Walker contends this was error because, although he was unemployed or

underemployed, his employment status was not voluntary. Walker relies on his

financial declaration, in which he stated that he was laid off from his job in

November 2013 and had been collecting unemployment benefits since then.8 He

notes that Johnson did not challenge his "claim of unemployment."8

        Walker is essentially asking this court to apply a presumption that anyone

receiving unemployment benefits is not voluntarily underemployed for the

purposes of child support calculations. We decline to adopt that rule. Walker does

not cite authority to support a link between unemployment benefits and calculating

a parent's income for purposes of child support.

        Other than his assertion that he was receiving unemployment benefits,

Walker did not provide evidence of his efforts to secure employment. He stated

that he had been unable to find new employment because of a "lack of demand"

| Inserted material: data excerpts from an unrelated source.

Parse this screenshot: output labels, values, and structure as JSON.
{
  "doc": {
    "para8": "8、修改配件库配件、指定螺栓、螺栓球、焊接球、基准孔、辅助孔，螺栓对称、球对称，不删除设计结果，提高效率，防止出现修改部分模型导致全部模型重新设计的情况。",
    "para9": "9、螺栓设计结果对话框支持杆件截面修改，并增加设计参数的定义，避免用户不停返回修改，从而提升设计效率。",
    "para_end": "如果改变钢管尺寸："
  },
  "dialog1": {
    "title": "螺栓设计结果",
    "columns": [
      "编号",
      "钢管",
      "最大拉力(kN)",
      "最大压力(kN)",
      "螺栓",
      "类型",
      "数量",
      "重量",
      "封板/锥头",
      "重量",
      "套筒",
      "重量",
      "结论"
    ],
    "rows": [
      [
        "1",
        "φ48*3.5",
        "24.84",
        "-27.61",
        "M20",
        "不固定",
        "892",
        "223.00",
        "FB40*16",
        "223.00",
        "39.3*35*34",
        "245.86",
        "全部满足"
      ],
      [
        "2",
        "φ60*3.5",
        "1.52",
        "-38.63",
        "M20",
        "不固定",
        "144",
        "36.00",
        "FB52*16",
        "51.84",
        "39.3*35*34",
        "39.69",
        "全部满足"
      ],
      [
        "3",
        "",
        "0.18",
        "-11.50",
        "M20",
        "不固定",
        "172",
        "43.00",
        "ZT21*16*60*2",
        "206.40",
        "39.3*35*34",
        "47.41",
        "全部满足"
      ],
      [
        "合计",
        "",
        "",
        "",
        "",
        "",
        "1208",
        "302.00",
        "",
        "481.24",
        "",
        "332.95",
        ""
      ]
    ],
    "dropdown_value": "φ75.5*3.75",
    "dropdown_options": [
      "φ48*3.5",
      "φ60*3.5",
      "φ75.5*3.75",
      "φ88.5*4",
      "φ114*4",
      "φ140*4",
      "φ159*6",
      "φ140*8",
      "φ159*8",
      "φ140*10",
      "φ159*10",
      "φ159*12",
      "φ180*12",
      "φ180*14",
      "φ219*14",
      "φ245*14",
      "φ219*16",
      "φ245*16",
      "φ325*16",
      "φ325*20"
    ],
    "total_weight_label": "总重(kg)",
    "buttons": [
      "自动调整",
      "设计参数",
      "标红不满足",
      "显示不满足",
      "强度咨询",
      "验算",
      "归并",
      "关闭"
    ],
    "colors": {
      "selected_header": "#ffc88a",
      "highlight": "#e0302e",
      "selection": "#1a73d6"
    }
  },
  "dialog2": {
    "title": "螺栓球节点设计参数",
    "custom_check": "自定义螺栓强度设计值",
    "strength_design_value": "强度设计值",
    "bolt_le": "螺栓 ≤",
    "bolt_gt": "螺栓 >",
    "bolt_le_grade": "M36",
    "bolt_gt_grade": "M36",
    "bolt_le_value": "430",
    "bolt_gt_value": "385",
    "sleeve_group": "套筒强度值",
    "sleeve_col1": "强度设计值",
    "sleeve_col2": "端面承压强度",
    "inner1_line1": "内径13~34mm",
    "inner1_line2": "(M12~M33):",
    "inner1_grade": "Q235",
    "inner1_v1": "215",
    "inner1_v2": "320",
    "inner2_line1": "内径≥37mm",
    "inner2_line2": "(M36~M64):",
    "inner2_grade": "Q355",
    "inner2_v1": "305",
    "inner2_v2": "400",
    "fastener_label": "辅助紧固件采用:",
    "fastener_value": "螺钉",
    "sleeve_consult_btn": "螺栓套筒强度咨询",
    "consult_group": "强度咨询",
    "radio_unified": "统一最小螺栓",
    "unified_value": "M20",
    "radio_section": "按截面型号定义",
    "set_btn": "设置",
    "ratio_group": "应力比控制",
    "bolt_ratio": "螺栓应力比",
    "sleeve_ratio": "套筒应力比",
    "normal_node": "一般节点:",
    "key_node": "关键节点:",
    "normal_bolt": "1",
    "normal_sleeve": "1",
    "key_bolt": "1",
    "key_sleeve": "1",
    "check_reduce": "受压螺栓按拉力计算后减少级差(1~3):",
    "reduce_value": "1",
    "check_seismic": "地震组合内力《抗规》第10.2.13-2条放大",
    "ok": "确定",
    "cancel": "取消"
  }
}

and because he had been waiting to see if he was accepted into a worker retraining

program.1° But the court was free to reject these self-serving statements without

further proof.



7 See  Washington Courts, Administrative Office of the Courts, Washington State Child
Support Schedule, at 6-7 (April 11, 2017 4:50 PM),
https://www.courts.wa.gov/forms/documents/WSCSS_Schedule2015.pdf.
8 Walker also relies on exhibit 106, which includes his Employment Security Department
pay stubs. That exhibit was admitted for identification purposes only at trial. But, even
assuming we could consider the exhibit for substantive purposes, it establishes only that
he received unemployment in 2014. It does not show that he was involuntarily
unemployed.
9 Br. of Appellant at 9.
10
   Pet'r Ex. 104 at 2.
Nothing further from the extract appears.